According to the real estate listing, a home that was on the Revoir Flats property and damaged by Tropical Storm Irene was moved to a different location. “This would be an ideal setting to park a camper for the summer months,” the listing stated of the site.

Goldberg has previously sold off two New York City luxury condos owned by Quiros, selling them for a more than $6 million combined.

The biggest property belonging to Quiros that was part of the SEC settlement, Jay Peak resort, remains on the market.

Goldberg still needs approval for the sale for the Revoir Flats property in Jay from federal Judge Darrin Gayles.
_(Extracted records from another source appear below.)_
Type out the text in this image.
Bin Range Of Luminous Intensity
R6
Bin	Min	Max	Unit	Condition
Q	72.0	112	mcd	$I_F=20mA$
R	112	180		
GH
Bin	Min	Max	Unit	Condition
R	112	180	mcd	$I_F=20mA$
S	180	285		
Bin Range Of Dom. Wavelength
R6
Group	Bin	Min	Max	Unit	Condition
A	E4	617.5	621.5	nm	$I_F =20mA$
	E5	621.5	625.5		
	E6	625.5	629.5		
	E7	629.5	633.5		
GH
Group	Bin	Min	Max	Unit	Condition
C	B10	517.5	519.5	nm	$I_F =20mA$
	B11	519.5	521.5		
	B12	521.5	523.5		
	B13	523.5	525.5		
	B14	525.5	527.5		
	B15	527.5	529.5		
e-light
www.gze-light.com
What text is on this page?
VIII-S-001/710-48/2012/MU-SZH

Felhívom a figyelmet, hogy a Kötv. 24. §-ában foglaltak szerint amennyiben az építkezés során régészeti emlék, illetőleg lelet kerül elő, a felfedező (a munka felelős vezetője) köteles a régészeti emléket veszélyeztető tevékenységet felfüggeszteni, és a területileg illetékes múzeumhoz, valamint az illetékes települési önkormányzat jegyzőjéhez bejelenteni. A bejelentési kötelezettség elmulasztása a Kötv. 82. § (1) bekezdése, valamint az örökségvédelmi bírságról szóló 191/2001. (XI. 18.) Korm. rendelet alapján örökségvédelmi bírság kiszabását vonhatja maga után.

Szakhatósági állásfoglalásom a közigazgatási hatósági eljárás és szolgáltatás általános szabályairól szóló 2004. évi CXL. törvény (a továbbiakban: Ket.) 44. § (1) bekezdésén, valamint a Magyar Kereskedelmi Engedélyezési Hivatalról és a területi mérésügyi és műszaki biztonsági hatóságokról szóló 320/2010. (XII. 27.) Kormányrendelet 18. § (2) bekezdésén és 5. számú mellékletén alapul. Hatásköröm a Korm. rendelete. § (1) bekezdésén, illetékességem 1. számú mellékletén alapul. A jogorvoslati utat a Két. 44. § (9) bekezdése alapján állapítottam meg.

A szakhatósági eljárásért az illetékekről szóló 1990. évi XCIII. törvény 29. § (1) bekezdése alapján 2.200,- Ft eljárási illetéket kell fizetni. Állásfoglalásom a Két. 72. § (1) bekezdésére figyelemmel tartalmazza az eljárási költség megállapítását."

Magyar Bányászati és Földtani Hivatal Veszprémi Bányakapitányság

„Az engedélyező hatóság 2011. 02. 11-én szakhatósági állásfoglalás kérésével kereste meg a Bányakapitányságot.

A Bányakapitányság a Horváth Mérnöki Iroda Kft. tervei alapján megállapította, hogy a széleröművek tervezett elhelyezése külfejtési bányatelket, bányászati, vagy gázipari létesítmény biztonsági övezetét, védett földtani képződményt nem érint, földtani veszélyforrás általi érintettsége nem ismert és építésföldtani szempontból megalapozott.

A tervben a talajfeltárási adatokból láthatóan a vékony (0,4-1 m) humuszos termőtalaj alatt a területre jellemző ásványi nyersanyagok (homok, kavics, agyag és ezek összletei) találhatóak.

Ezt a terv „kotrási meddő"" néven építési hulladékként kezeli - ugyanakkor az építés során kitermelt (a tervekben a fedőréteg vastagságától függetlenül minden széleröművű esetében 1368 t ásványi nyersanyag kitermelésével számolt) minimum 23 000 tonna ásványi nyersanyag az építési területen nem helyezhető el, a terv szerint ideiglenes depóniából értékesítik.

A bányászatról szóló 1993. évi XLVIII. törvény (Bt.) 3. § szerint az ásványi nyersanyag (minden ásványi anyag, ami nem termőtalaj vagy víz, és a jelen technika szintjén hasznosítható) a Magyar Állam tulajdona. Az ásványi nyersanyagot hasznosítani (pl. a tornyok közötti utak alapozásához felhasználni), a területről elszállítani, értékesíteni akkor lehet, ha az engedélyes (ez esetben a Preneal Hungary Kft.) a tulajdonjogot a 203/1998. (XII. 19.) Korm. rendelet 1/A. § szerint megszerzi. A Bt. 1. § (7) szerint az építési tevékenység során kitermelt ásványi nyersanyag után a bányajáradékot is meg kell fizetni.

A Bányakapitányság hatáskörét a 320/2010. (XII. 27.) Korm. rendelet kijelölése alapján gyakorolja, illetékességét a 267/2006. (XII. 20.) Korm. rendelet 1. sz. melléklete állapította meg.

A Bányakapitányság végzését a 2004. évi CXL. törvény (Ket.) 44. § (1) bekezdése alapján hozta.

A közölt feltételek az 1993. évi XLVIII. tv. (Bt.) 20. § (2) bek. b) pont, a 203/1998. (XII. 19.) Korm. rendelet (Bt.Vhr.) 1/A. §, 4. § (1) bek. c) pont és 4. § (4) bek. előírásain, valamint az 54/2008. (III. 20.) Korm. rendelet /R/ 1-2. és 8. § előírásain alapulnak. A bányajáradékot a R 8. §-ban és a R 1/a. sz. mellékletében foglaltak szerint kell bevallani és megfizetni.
The judge is presiding in federal court in Miami where the SEC settlement of the civil lawsuit was reached with Quiros.

That civil case was brought by the SEC in federal court in Florida because that is where Quiros resides and where many of his businesses were based.

Michael Goldberg

Michael Goldberg at a Statehouse news conference in April 2017. 

Quiros and his former business partner, Bill Stenger, Jay Peak’s former CEO, and president, as well as two of their associates, were indicted this spring on several federal criminal counts in Vermont.

The criminal charges included counts of wire fraud and making false statements related to a proposed biomedical research center in Newport that was halted by before it ever got off the ground.

The SEC has termed that project “nearly a complete fraud.”

More than three years before the criminal charges were filed, state and federal regulators brought civil investor fraud lawsuits against Stenger and Quiros.

Those lawsuits accused the two men of misusing $200 million of the more than $350 million they raised through the federal EB-5 immigrant investor program.

That money was meant to finance several development projects in northern Vermont, including massive upgrades at Jay Peak as well as the biomedical research facility proposal, known as AnC Bio Vermont.

Both Stenger and Quiros have since reached financial settlements in those two civil actions brought by state and federal regulators. Neither of the two men admitted or denied the allegations against them as part of those civil settlements.

The criminal charges against the two men remain pending, with both pleading not guilty to the counts filed in their cases.